Full Report
A critical misconfiguration in Amazon Web Services (AWS) CodeBuild could have allowed complete takeover of the cloud service provider's own GitHub repositories, including its AWS JavaScript SDK, putting every AWS environment at risk. The vulnerability has been codenamed CodeBreach by cloud security company Wiz. The issue was fixed by AWS in September 2025 following responsible disclosure on
Analysis Summary
# Vulnerability: Critical Misconfiguration in AWS CodeBuild Affecting GitHub Repository Access (CodeBreach)
## CVE Details
- CVE ID: Not explicitly provided in the source, labeled internally as **CodeBreach**.
- CVSS Score: Not explicitly provided in the source (Severity implied as Critical due to potential for platform-wide compromise).
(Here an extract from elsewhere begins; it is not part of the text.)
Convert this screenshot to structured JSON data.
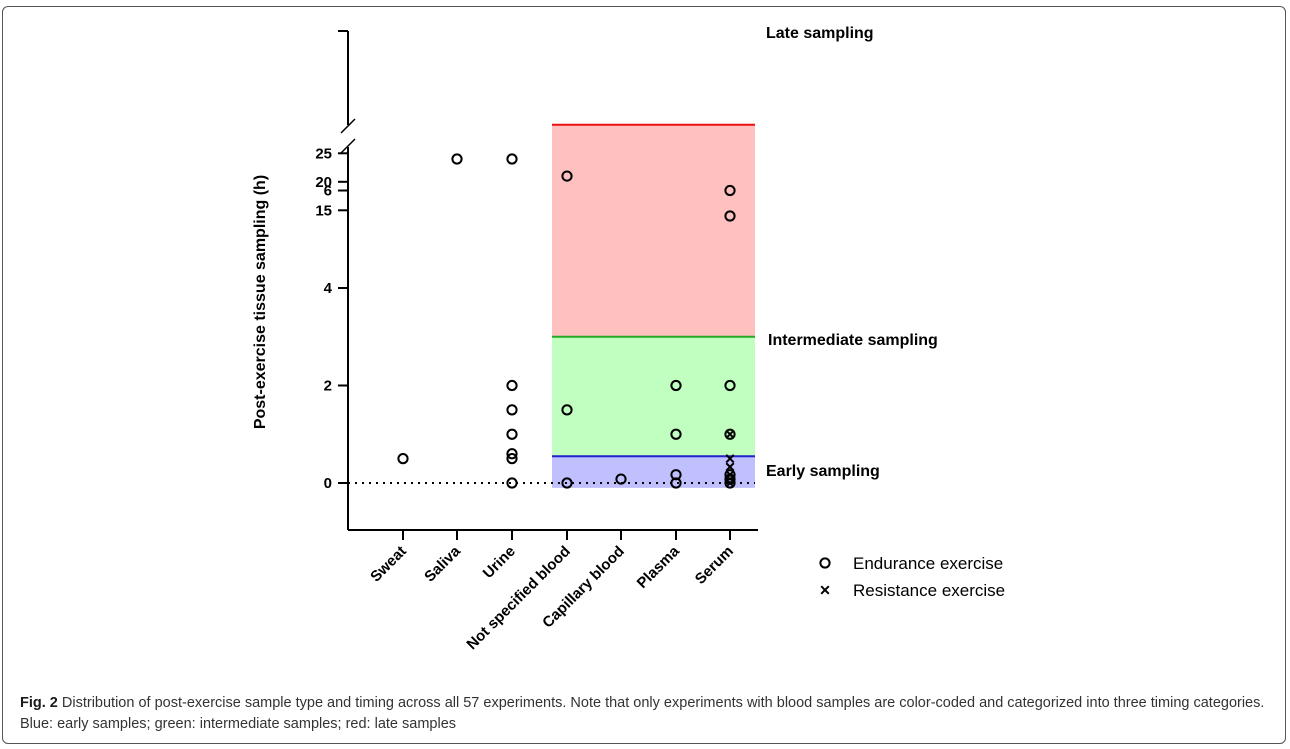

- CWE: CWE-16 (Configuration) or CWE-682 (Incorrect Calculation/Logic), related to insufficient regex validation.
## Affected Systems
- Products: AWS CodeBuild (specifically its integration with GitHub Webhook filters).
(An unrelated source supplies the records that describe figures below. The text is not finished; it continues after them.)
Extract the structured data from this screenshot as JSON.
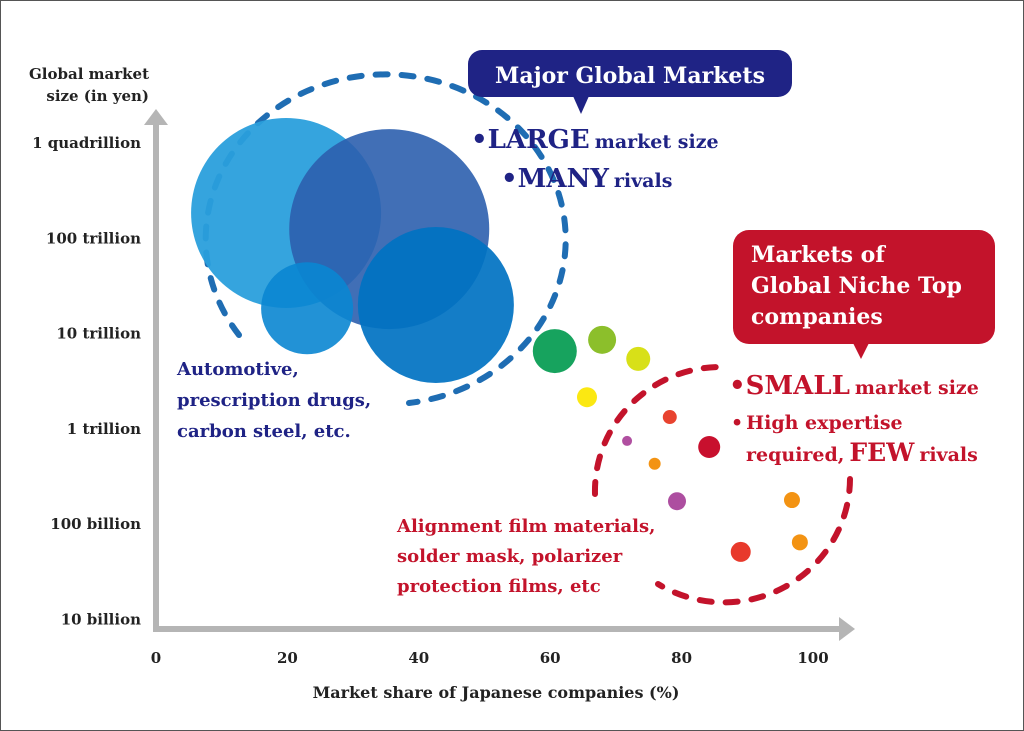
{
  "chart_data": {
    "type": "scatter",
    "subtype": "bubble",
    "ylabel": [
      "Global market",
      "size (in yen)"
    ],
    "xlabel": "Market share of Japanese companies (%)",
    "x_ticks": [
      "0",
      "20",
      "40",
      "60",
      "80",
      "100"
    ],
    "x_tick_values": [
      0,
      20,
      40,
      60,
      80,
      100
    ],
    "xlim": [
      0,
      105
    ],
    "y_scale": "log",
    "y_ticks": [
      "1 quadrillion",
      "100 trillion",
      "10 trillion",
      "1 trillion",
      "100 billion",
      "10 billion"
    ],
    "y_tick_values_yen": [
      1000000000000000.0,
      100000000000000.0,
      10000000000000.0,
      1000000000000.0,
      100000000000.0,
      10000000000.0
    ],
    "grid": false,
    "bubbles": [
      {
        "x": 19.8,
        "y_yen": 180000000000000.0,
        "size": 95,
        "color": "#2a9fdc",
        "opacity": 0.95
      },
      {
        "x": 35.5,
        "y_yen": 122000000000000.0,
        "size": 100,
        "color": "#2c5fae",
        "opacity": 0.9
      },
      {
        "x": 23.0,
        "y_yen": 18000000000000.0,
        "size": 46,
        "color": "#0a86d2",
        "opacity": 0.9
      },
      {
        "x": 42.6,
        "y_yen": 19500000000000.0,
        "size": 78,
        "color": "#0072c2",
        "opacity": 0.92
      },
      {
        "x": 60.7,
        "y_yen": 6400000000000.0,
        "size": 22,
        "color": "#17a35e",
        "opacity": 1
      },
      {
        "x": 67.9,
        "y_yen": 8400000000000.0,
        "size": 14,
        "color": "#8cbf2b",
        "opacity": 1
      },
      {
        "x": 73.4,
        "y_yen": 5300000000000.0,
        "size": 12,
        "color": "#d8e018",
        "opacity": 1
      },
      {
        "x": 65.6,
        "y_yen": 2100000000000.0,
        "size": 10,
        "color": "#fbe812",
        "opacity": 1
      },
      {
        "x": 78.2,
        "y_yen": 1300000000000.0,
        "size": 7,
        "color": "#e8432f",
        "opacity": 1
      },
      {
        "x": 71.7,
        "y_yen": 730000000000.0,
        "size": 5,
        "color": "#b04fa0",
        "opacity": 1
      },
      {
        "x": 84.2,
        "y_yen": 630000000000.0,
        "size": 11,
        "color": "#c8102e",
        "opacity": 1
      },
      {
        "x": 75.9,
        "y_yen": 420000000000.0,
        "size": 6,
        "color": "#f39313",
        "opacity": 1
      },
      {
        "x": 79.3,
        "y_yen": 170000000000.0,
        "size": 9,
        "color": "#ad4ea0",
        "opacity": 1
      },
      {
        "x": 96.8,
        "y_yen": 175000000000.0,
        "size": 8,
        "color": "#f39313",
        "opacity": 1
      },
      {
        "x": 98.0,
        "y_yen": 63000000000.0,
        "size": 8,
        "color": "#f39313",
        "opacity": 1
      },
      {
        "x": 89.0,
        "y_yen": 50000000000.0,
        "size": 10,
        "color": "#e83a2c",
        "opacity": 1
      }
    ],
    "annotations": {
      "major": {
        "title": "Major Global Markets",
        "bullet1_big": "LARGE",
        "bullet1_rest": "market size",
        "bullet2_big": "MANY",
        "bullet2_rest": "rivals",
        "examples": [
          "Automotive,",
          "prescription drugs,",
          "carbon steel, etc."
        ],
        "color": "#1f2385",
        "ring_color": "#1f6db3"
      },
      "niche": {
        "title": [
          "Markets of",
          "Global Niche Top",
          "companies"
        ],
        "bullet1_big": "SMALL",
        "bullet1_rest": "market size",
        "bullet2_line1": "High expertise",
        "bullet2_pre": "required,",
        "bullet2_big": "FEW",
        "bullet2_rest": "rivals",
        "examples": [
          "Alignment film materials,",
          "solder mask, polarizer",
          "protection films, etc"
        ],
        "color": "#c3132b"
      }
    },
    "axis_color": "#b5b5b5"
  }
}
- Versions: AWS CodeBuild service itself was deemed *not* the issue, but specific configurations within customer-managed or AWS-managed GitHub repositories using CodeBuild CI pipelines were vulnerable.
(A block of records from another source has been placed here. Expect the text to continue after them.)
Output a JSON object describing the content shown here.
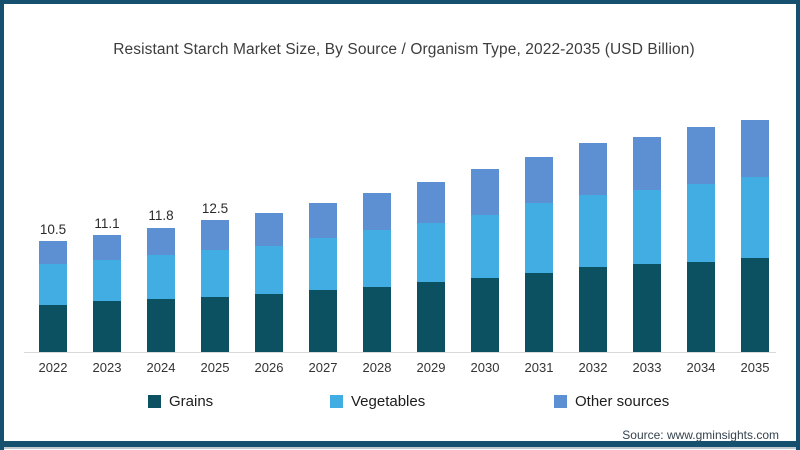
{
  "title": "Resistant Starch Market Size, By Source / Organism Type, 2022-2035 (USD Billion)",
  "source": "Source: www.gminsights.com",
  "colors": {
    "border": "#15516f",
    "axis": "#d9d9d9",
    "grains": "#0c5162",
    "vegetables": "#41ade2",
    "other_sources": "#5c90d3"
  },
  "chart_data": {
    "type": "bar",
    "stacked": true,
    "title": "Resistant Starch Market Size, By Source / Organism Type, 2022-2035 (USD Billion)",
    "xlabel": "",
    "ylabel": "",
    "grid": false,
    "y_axis_visible": false,
    "legend_position": "bottom",
    "categories": [
      "2022",
      "2023",
      "2024",
      "2025",
      "2026",
      "2027",
      "2028",
      "2029",
      "2030",
      "2031",
      "2032",
      "2033",
      "2034",
      "2035"
    ],
    "series": [
      {
        "name": "Grains",
        "color": "#0c5162",
        "values": [
          4.5,
          4.8,
          5.0,
          5.2,
          5.5,
          5.9,
          6.2,
          6.6,
          7.0,
          7.5,
          8.1,
          8.3,
          8.5,
          8.9
        ]
      },
      {
        "name": "Vegetables",
        "color": "#41ade2",
        "values": [
          3.8,
          3.9,
          4.2,
          4.5,
          4.6,
          4.9,
          5.4,
          5.6,
          6.0,
          6.6,
          6.8,
          7.1,
          7.4,
          7.7
        ]
      },
      {
        "name": "Other sources",
        "color": "#5c90d3",
        "values": [
          2.2,
          2.4,
          2.6,
          2.8,
          3.1,
          3.3,
          3.5,
          3.9,
          4.3,
          4.4,
          4.9,
          5.0,
          5.4,
          5.4
        ]
      }
    ],
    "totals": [
      10.5,
      11.1,
      11.8,
      12.5,
      13.2,
      14.1,
      15.1,
      16.1,
      17.3,
      18.5,
      19.8,
      20.4,
      21.3,
      22.0
    ],
    "data_labels": [
      "10.5",
      "11.1",
      "11.8",
      "12.5",
      "",
      "",
      "",
      "",
      "",
      "",
      "",
      "",
      "",
      ""
    ]
  }
}
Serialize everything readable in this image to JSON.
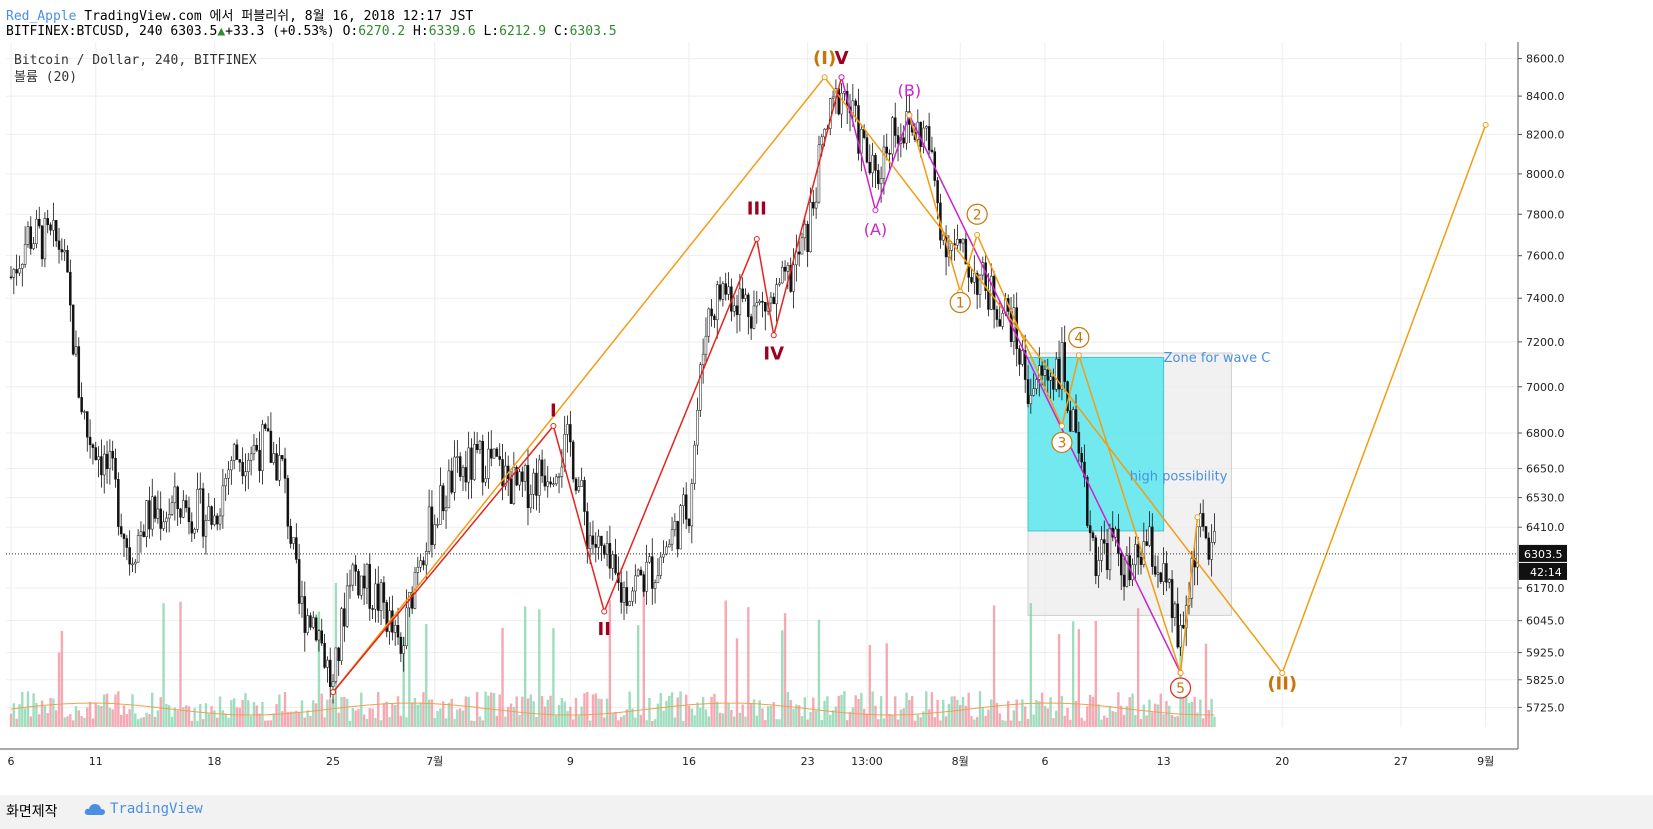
{
  "header": {
    "author": "Red_Apple",
    "published": "TradingView.com 에서 퍼블리쉬, 8월 16, 2018 12:17 JST",
    "symbol": "BITFINEX:BTCUSD, 240",
    "last": "6303.5",
    "change": "+33.3 (+0.53%)",
    "o_label": "O:",
    "o_val": "6270.2",
    "h_label": "H:",
    "h_val": "6339.6",
    "l_label": "L:",
    "l_val": "6212.9",
    "c_label": "C:",
    "c_val": "6303.5"
  },
  "chart_legend": {
    "title": "Bitcoin / Dollar, 240, BITFINEX",
    "indicator": "볼륨 (20)"
  },
  "price_tag": {
    "price": "6303.5",
    "countdown": "42:14"
  },
  "footer": {
    "made_with": "화면제작",
    "brand": "TradingView"
  },
  "colors": {
    "up": "#2e8b2e",
    "down": "#000000",
    "orange": "#f39c12",
    "red": "#e8231c",
    "magenta": "#cc22cc",
    "cyan": "#5ce8ee",
    "zone": "#ebebeb",
    "label_blue": "#4a90e2",
    "dark_red": "#a0001e",
    "wave_orange": "#c8760a"
  },
  "chart_data": {
    "type": "candlestick",
    "title": "Bitcoin / Dollar, 240, BITFINEX",
    "y_axis_ticks": [
      "8600.0",
      "8400.0",
      "8200.0",
      "8000.0",
      "7800.0",
      "7600.0",
      "7400.0",
      "7200.0",
      "7000.0",
      "6800.0",
      "6650.0",
      "6530.0",
      "6410.0",
      "6170.0",
      "6045.0",
      "5925.0",
      "5825.0",
      "5725.0"
    ],
    "x_axis_ticks": [
      "6",
      "11",
      "18",
      "25",
      "7월",
      "9",
      "16",
      "23",
      "13:00",
      "8월",
      "6",
      "13",
      "20",
      "27",
      "9월"
    ],
    "ylim": [
      5655,
      8690
    ],
    "log_scale": true,
    "price_path": [
      [
        "6/6",
        7500
      ],
      [
        "6/7",
        7700
      ],
      [
        "6/9",
        7650
      ],
      [
        "6/10",
        7000
      ],
      [
        "6/10 late",
        6800
      ],
      [
        "6/11",
        6750
      ],
      [
        "6/12",
        6600
      ],
      [
        "6/13",
        6300
      ],
      [
        "6/14",
        6450
      ],
      [
        "6/16",
        6500
      ],
      [
        "6/18",
        6450
      ],
      [
        "6/19",
        6700
      ],
      [
        "6/21",
        6750
      ],
      [
        "6/22",
        6650
      ],
      [
        "6/23",
        6100
      ],
      [
        "6/24",
        6050
      ],
      [
        "6/25",
        5780
      ],
      [
        "6/26",
        6250
      ],
      [
        "6/28",
        6100
      ],
      [
        "6/29",
        5900
      ],
      [
        "6/30",
        6300
      ],
      [
        "7/2",
        6600
      ],
      [
        "7/4",
        6700
      ],
      [
        "7/6",
        6550
      ],
      [
        "7/9",
        6750
      ],
      [
        "7/10",
        6400
      ],
      [
        "7/12",
        6150
      ],
      [
        "7/14",
        6250
      ],
      [
        "7/16",
        6500
      ],
      [
        "7/17",
        7300
      ],
      [
        "7/18",
        7450
      ],
      [
        "7/20",
        7350
      ],
      [
        "7/21",
        7380
      ],
      [
        "7/22",
        7500
      ],
      [
        "7/23",
        7700
      ],
      [
        "7/24",
        8200
      ],
      [
        "7/25",
        8450
      ],
      [
        "7/26",
        8200
      ],
      [
        "7/27",
        7950
      ],
      [
        "7/28",
        8250
      ],
      [
        "7/30",
        8200
      ],
      [
        "7/31",
        7700
      ],
      [
        "8/1",
        7600
      ],
      [
        "8/2",
        7500
      ],
      [
        "8/3",
        7400
      ],
      [
        "8/4",
        7300
      ],
      [
        "8/5",
        7000
      ],
      [
        "8/6",
        7050
      ],
      [
        "8/7",
        7100
      ],
      [
        "8/8",
        6650
      ],
      [
        "8/9",
        6300
      ],
      [
        "8/10",
        6350
      ],
      [
        "8/11",
        6200
      ],
      [
        "8/12",
        6350
      ],
      [
        "8/13",
        6200
      ],
      [
        "8/14",
        5950
      ],
      [
        "8/15",
        6400
      ],
      [
        "8/16",
        6303.5
      ]
    ],
    "series": [
      {
        "name": "",
        "kind": "primary-wave",
        "points": [
          [
            "6/25",
            5780
          ],
          [
            "7/24",
            8500
          ],
          [
            "8/20",
            5850
          ],
          [
            "9/1",
            8250
          ]
        ]
      },
      {
        "name": "",
        "kind": "impulse",
        "points": [
          [
            "6/25",
            5780
          ],
          [
            "7/8",
            6830
          ],
          [
            "7/11",
            6080
          ],
          [
            "7/20",
            7680
          ],
          [
            "7/21",
            7230
          ],
          [
            "7/25",
            8500
          ]
        ]
      },
      {
        "name": "",
        "kind": "abc",
        "points": [
          [
            "7/25",
            8500
          ],
          [
            "7/27",
            7820
          ],
          [
            "7/29",
            8300
          ],
          [
            "8/14",
            5850
          ]
        ]
      },
      {
        "name": "",
        "kind": "sub-wave",
        "points": [
          [
            "7/29",
            8300
          ],
          [
            "8/1",
            7430
          ],
          [
            "8/2",
            7700
          ],
          [
            "8/7",
            6830
          ],
          [
            "8/8",
            7140
          ],
          [
            "8/14",
            5850
          ],
          [
            "8/15",
            6450
          ]
        ]
      }
    ],
    "wave_labels": [
      {
        "text": "I",
        "x": "7/8",
        "y": 6870,
        "style": "red"
      },
      {
        "text": "II",
        "x": "7/11",
        "y": 5990,
        "style": "red"
      },
      {
        "text": "III",
        "x": "7/20",
        "y": 7800,
        "style": "red"
      },
      {
        "text": "IV",
        "x": "7/21",
        "y": 7120,
        "style": "red"
      },
      {
        "text": "V",
        "x": "7/25",
        "y": 8570,
        "style": "red"
      },
      {
        "text": "(I)",
        "x": "7/24",
        "y": 8570,
        "style": "orange"
      },
      {
        "text": "(A)",
        "x": "7/27",
        "y": 7700,
        "style": "magenta"
      },
      {
        "text": "(B)",
        "x": "7/29",
        "y": 8400,
        "style": "magenta"
      },
      {
        "text": "(II)",
        "x": "8/20",
        "y": 5790,
        "style": "orange"
      },
      {
        "text": "1",
        "x": "8/1",
        "y": 7380,
        "style": "circle"
      },
      {
        "text": "2",
        "x": "8/2",
        "y": 7800,
        "style": "circle"
      },
      {
        "text": "3",
        "x": "8/7",
        "y": 6760,
        "style": "circle"
      },
      {
        "text": "4",
        "x": "8/8",
        "y": 7220,
        "style": "circle"
      },
      {
        "text": "5",
        "x": "8/14",
        "y": 5795,
        "style": "circle-red"
      }
    ],
    "annotations": [
      {
        "text": "Zone for wave C",
        "x": "8/13",
        "y": 7110
      },
      {
        "text": "high possibility",
        "x": "8/11",
        "y": 6600
      }
    ],
    "zones": [
      {
        "kind": "grey",
        "x": [
          "8/5",
          "8/17"
        ],
        "y": [
          6065,
          7150
        ]
      },
      {
        "kind": "cyan",
        "x": [
          "8/5",
          "8/13"
        ],
        "y": [
          6395,
          7130
        ]
      }
    ],
    "volume_note": "볼륨 (20)",
    "current_price": 6303.5
  }
}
- Configurations: AWS-managed open source GitHub repositories configured to trigger CodeBuild builds based on the GitHub `ACTOR_ID` using webhook filters lacking precise regex boundary anchors (`^` and `$`).
Affected AWS Repositories mentioned:
* `aws-sdk-js-v3`
* `aws-lc`
* `amazon-corretto-crypto-provider`
* `awslabs/open-data-registry`
## Vulnerability Description
The vulnerability stemmed from an insufficient configuration of AWS CodeBuild webhook filters used to secure continuous integration (CI) pipeline triggers from GitHub pull requests. Specifically, certain AWS-managed repositories used a regular expression (regex) filter on the `ACTOR_ID` (GitHub user ID) that was intended to match only specific trusted user IDs precisely. However, the regex patterns omitted the required start (`^`) and end (`$`) anchors. This omission allowed any actor ID that contained an approved numeric ID as a superstring to bypass the validation and trigger a build. Since GitHub user IDs are assigned sequentially, researchers could predict when the next user ID (e.g., 9 digits) would eclipse a trusted maintainer's ID (e.g., 6 digits). By creating a sufficient number of automated bot users via GitHub Apps, an attacker could eventually generate an ID that matched the vulnerable pattern, triggering a build and leading to the exfiltration of privileged credentials (like a Personal Access Token with admin rights for the repository).
## Exploitation
- Status: **Not exploited in the wild** (Confirmed by AWS).
- Complexity: **Medium** (Required knowledge of sequential GitHub ID assignment, use of GitHub Apps for automation, and prediction of future user IDs).
- Attack Vector: **Network** (Remote exploitation via triggering a GitHub webhook).
## Impact
- Confidentiality: **High** (Leakage of GitHub admin tokens/PATs, potential exfiltration of repository secrets).
- Integrity: **Critical** (Ability to inject malicious code/approve malicious changes directly into production branches of critical SDKs, enabling supply chain compromise).
- Availability: **Low to Medium** (Direct service availability was not the primary target, but compromise could lead to integrity issues affecting dependent services).
## Remediation
### Patches
- AWS fixed the underlying configuration issue in **September 2025**, subsequent to responsible disclosure on August 25, 2025.
- The fix involved correctly implementing the regex anchor characters (`^` and `$`) in the CodeBuild webhook filters to enforce exact matching of actor IDs for affected repositories.
- AWS also implemented additional mitigations including credential rotations and securing build processes containing GitHub tokens in memory.
### Workarounds
- The source implies that ensuring untrusted contributions do not trigger privileged CI/CD pipelines is key, likely by reviewing and correctly anchoring all regex patterns in webhook filters used by CodeBuild integrations.
## Detection
- Indicators of Compromise (IoCs): Exfiltration of GitHub admin tokens or PATs from CodeBuild environment variables or build logs; unauthorized code pushes to main branches of specified repositories (`aws-sdk-js-v3`, `aws-lc`, etc.) that do not correspond to documented developer activity.
- Detection Methods and Tools: Monitoring AWS CloudTrail for suspicious CodeBuild activity originating from untrusted GitHub actors; auditing CodeBuild webhook filter regex configurations for missing start (`^`) and end (`$`) anchors.
## References
- Vendor Advisory: AWS Security Bulletin (mentioned as having been released on the disclosure date).
- Researcher Report: wiz dot io slash blog slash wiz-research-codebreach-vulnerability-aws-codebuild (defanged).
- News Source: thehackernews dot com slash 2026 slash 01 slash aws-codebuild-misconfiguration-exposed-github-repos-to-potential-supply-chain-attacks dot html (defanged).